Daimler-Benz AG used the chassis and running gear of its recently designed Panzer III medium tank as a basis for the new vehicle. Prototype manufacture was passed over to Alkett, which produced five prototypes in 1937 on Panzer III Ausf. B chassis. These prototypes featured a mild steel superstructure and Krupp’s short-barrelled, howitzer-like in appearance, 75 mm StuK 37 L/24 cannon. Production vehicles with this gun were known as StuG III Ausführung (version) A to E.
While the StuG III was considered self-propelled artillery, it was not initially clear which land combat arm of the Wehrmacht Heer would handle the new weapon. The Panzer arm, the natural user of tracked fighting vehicles, had no resources to spare for the formation of StuG units, and neither did the infantry branch. It was agreed, after a discussion, it would best be employed as part of the artillery arm.
The StuGs were organized into battalions (later renamed "brigades" for disinformation purposes) and followed their own specific doctrine. Infantry support using direct-fire was its intended role. Later there was also a strong emphasis on destroying enemy armour whenever encountered.
As the StuG III was designed to fill an infantry close support combat role, early models were fitted with a low-velocity 75 mm StuK 37 L/24 gun to destroy soft-skin targets and fortifications. After the Germans encountered the Soviet KV-1 and T-34 tanks, the StuG III was first equipped with a high-velocity 75 mm StuK 40 L/43 main gun (Spring 1942) and in Autumn 1942 with the slightly longer 75 mm StuK 40 L/48 gun. These versions were known as the Sturmgeschütz 40 Ausführung F, Ausf. F/8 and Ausf. G.
When the StuG IV entered production in late 1943 and early 1944, the "III" was added to the name to separate it from the Panzer IV-based assault guns. All previous and following models were thereafter known as Sturmgeschütz III.

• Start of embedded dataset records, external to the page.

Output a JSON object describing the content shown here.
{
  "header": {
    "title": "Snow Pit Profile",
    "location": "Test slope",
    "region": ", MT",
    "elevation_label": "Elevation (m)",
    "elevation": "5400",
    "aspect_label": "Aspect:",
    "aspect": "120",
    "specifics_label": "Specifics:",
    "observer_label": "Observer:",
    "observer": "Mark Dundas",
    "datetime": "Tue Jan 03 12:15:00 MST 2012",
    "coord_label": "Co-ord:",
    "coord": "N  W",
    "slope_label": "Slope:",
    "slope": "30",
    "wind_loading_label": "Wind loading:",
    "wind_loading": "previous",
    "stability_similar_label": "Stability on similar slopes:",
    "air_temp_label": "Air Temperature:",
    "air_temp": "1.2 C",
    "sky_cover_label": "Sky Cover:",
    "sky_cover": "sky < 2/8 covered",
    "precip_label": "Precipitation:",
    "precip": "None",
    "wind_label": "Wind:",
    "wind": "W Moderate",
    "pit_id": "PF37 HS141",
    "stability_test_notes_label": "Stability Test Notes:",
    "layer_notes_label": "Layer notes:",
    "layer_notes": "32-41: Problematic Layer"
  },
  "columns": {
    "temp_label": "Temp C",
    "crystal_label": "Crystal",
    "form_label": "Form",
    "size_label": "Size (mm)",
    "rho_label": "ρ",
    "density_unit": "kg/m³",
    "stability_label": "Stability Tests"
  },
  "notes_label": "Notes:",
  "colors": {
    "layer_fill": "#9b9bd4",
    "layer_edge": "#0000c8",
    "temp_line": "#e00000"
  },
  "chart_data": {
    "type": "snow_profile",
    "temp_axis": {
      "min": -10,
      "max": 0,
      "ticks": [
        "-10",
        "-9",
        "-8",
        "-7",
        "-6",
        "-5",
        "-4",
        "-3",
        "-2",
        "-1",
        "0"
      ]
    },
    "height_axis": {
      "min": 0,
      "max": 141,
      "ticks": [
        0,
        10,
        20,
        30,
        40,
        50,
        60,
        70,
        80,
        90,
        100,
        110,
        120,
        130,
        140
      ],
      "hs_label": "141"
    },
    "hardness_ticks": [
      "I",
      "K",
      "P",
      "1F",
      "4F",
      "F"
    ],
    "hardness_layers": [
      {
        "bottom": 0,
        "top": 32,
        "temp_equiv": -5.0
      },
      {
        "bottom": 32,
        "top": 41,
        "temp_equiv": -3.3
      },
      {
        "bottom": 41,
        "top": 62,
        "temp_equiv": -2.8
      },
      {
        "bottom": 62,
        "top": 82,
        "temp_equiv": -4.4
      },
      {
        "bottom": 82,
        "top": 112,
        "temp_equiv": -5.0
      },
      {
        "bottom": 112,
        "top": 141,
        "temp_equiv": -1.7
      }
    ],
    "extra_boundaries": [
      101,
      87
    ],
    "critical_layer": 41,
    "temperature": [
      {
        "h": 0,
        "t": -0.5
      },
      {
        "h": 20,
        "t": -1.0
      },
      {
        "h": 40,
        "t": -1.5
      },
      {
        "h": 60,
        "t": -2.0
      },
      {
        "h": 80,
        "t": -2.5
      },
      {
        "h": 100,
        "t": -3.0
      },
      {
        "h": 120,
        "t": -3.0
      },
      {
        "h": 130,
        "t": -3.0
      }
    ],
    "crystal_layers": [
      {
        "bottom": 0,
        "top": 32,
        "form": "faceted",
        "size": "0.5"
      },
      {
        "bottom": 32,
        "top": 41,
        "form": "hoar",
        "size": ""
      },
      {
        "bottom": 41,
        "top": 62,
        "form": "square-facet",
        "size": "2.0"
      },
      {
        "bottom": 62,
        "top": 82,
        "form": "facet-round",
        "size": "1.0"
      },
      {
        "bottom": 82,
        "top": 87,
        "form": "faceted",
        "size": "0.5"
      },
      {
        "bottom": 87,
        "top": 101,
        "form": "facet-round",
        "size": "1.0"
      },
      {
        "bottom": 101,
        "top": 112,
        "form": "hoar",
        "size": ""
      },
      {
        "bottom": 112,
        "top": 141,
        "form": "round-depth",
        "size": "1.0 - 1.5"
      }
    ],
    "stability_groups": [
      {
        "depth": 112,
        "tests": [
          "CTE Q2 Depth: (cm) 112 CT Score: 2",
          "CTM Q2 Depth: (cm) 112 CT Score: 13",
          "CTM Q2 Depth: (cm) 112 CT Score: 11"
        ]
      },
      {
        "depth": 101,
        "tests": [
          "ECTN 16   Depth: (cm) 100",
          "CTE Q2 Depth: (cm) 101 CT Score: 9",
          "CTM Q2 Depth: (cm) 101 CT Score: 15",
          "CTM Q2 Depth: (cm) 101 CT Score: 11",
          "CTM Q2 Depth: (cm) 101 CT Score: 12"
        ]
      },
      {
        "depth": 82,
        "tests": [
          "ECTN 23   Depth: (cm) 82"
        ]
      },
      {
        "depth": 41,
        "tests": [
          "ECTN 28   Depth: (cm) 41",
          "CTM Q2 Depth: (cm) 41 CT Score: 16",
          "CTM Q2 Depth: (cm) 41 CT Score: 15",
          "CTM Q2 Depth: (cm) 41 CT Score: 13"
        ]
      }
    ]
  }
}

Beginning with the StuG III Ausf. G from December 1942, a 7.92 mm MG34 machine gun could be mounted on a shield on top of the superstructure for added anti-infantry protection. Some of the F/8 models were retrofitted with a shield as well. Many of the later StuG III Ausf. G models were equipped with an additional coaxial 7.92 mm MG34.
The vehicles of the Sturmgeschütz series were cheaper and faster to build than contemporary German tanks; at 82,500 RM, a StuG III Ausf G was cheaper than a Panzer III Ausf. M, which cost 103,163 RM. This was due to the omission of the turret, which greatly simplified manufacture and allowed the chassis to carry a larger gun than it could otherwise. By the end of the war, ~11,300 StuG IIIs and StuH 42s had been built.